La versione di Don Nicola: “Quei file erano lì dal 2016 su un pc non funzionante. Sui 170 mila euro trovati in casa…”

La versione di Don Nicola: “Quei file erano lì dal 2016 su un pc non funzionante. Sui 170 mila euro trovati in casa…”

BeneventoCronaca

Quarantacinque minuti: tanto è durato l’interrogatorio di Don Nicola De Blasio, il parroco finito agli arresti domiciliari perché accusato del reato di detenzione di materiale pedopornografico (leggi qui). Il sacerdote, presentatosi in Tribunale accompagnato dagli avvocati Massimiliano Cornacchione ed Alessandro Cefalo, dinanzi al GiP Gelsomina Palmieri e al PM Marilia Capitanio per l’udienza di convalida delle misure cautelari, ha risposto a tutte le domande che gli sono state poste, fornendo di conseguenza la propria versione dei fatti. Si è detto dispiaciuto per il danno arrecato involontariamente alla Chiesa e consapevole di essere un prete finito.
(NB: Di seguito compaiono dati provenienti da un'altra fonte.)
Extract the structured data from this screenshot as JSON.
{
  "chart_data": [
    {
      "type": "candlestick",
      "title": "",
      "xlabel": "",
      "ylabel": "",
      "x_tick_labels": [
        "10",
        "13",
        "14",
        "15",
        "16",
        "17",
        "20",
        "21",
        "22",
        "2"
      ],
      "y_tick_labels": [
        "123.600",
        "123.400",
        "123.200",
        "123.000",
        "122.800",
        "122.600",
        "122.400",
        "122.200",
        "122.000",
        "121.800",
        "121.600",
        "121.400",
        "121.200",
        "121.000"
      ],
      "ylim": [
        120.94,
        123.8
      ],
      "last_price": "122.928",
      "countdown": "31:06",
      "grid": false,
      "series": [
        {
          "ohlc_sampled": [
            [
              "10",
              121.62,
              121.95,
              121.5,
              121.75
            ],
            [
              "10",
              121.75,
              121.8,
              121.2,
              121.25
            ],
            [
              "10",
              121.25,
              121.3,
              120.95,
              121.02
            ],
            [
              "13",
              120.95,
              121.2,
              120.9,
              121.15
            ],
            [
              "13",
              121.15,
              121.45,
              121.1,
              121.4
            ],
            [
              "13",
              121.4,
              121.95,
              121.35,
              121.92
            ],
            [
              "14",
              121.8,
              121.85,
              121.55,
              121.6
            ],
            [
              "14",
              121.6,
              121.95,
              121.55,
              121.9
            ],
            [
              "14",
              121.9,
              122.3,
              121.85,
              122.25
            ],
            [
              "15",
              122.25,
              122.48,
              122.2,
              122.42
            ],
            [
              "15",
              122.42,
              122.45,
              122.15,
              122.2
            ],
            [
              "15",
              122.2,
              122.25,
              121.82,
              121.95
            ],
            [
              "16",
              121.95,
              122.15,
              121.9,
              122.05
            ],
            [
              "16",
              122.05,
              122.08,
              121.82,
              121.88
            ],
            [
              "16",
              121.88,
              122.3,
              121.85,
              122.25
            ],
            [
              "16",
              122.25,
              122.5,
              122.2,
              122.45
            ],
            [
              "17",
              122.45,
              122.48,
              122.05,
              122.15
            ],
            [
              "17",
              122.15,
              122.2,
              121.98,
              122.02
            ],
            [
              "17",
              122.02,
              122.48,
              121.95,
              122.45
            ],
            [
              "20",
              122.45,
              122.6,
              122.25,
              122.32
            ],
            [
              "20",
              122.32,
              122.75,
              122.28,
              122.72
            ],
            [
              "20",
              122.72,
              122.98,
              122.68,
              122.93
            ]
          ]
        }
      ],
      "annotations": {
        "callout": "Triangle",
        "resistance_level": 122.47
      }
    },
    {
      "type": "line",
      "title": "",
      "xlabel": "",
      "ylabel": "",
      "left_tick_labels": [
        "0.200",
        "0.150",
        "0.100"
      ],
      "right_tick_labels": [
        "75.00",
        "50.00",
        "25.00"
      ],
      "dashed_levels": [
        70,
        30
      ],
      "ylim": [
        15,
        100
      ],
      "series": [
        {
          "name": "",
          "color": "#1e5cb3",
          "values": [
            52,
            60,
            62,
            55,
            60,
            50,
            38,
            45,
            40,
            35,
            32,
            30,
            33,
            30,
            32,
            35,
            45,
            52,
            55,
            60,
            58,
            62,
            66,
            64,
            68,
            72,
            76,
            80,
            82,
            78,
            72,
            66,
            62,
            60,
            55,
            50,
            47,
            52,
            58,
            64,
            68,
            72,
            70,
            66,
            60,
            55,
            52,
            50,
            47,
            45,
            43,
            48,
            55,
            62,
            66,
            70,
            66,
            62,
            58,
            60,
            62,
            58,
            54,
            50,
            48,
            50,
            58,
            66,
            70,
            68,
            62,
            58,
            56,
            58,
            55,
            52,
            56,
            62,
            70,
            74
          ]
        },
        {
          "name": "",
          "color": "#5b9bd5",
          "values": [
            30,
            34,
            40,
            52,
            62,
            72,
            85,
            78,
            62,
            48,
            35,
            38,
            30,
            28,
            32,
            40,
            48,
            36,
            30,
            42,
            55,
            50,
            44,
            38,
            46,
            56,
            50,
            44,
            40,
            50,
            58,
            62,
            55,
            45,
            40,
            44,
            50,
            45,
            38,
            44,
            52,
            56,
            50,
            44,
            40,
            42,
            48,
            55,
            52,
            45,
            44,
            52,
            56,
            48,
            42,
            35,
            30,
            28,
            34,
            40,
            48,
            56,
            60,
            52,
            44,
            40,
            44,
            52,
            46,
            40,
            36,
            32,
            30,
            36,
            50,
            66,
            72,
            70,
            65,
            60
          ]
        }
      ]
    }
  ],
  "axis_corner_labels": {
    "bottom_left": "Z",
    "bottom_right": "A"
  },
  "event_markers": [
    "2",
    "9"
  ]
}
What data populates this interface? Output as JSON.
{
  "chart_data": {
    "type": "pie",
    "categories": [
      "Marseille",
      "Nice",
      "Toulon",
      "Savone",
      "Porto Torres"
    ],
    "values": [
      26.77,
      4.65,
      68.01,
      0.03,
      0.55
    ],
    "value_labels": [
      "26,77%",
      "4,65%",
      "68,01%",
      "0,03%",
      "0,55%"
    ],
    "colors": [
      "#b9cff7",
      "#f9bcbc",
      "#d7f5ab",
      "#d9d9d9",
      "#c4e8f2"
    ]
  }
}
Entrando nel merito degli addebiti, ha dichiarato che il pc sul quale è stato rinvenuto il materiale pedopornografico è un vecchio portatile in disuso e non funzionante da anni. Quelle immagini e quei video erano lì dal 2015-2016: periodo nel quale – sostiene Don Nicola- aveva iniziato un’indagine sul fenomeno della pedopornografia all’interno della Chiesa. Indagine che avrebbe sospeso resosi conto che tale attività avrebbe potuto integrare illeciti penali. Da quel momento –ha specificato il sacerdote – non ha mai più consultato quel materiale.

Questa, in sintesi, la versione di Don Nicola sui fatti che gli vengono addebitati. Proprio per avvalorare le proprie tesi, la difesa intende avvalersi di una consulenza tecnica informatica per provare che quei file erano lì da tempo e non sono più stati visualizzati, né tantomeno sono stati oggetto di condivisione o altro.

 “Non ho mai avuto particolari tendenze, né mai sentito questi impulsi”, ha voluto chiarire l’indagato a cui, poi, è stato anche chiesto conto dei 170mila euro ritrovati all’interno del suo appartamento in occasione della perquisizione. Sul punto, Don Nicola ha precisato che quei soldi, provenienti dalle offerte, servivano per i lavori di ristrutturazione della Chiesa; gli altri erano dei risparmi che gli avevano lasciato in eredità i genitori.

Al termine dell’udienza, il PM ha chiesto la conferma degli arresti domiciliari. La difesa, invece, ha chiesto che il prete non venga sottoposto ad alcuna misura cautelare, anticipando che qualora la Dott.ssa Palmieri dovesse decidere diversamente, proporrà ricorso al Riesame.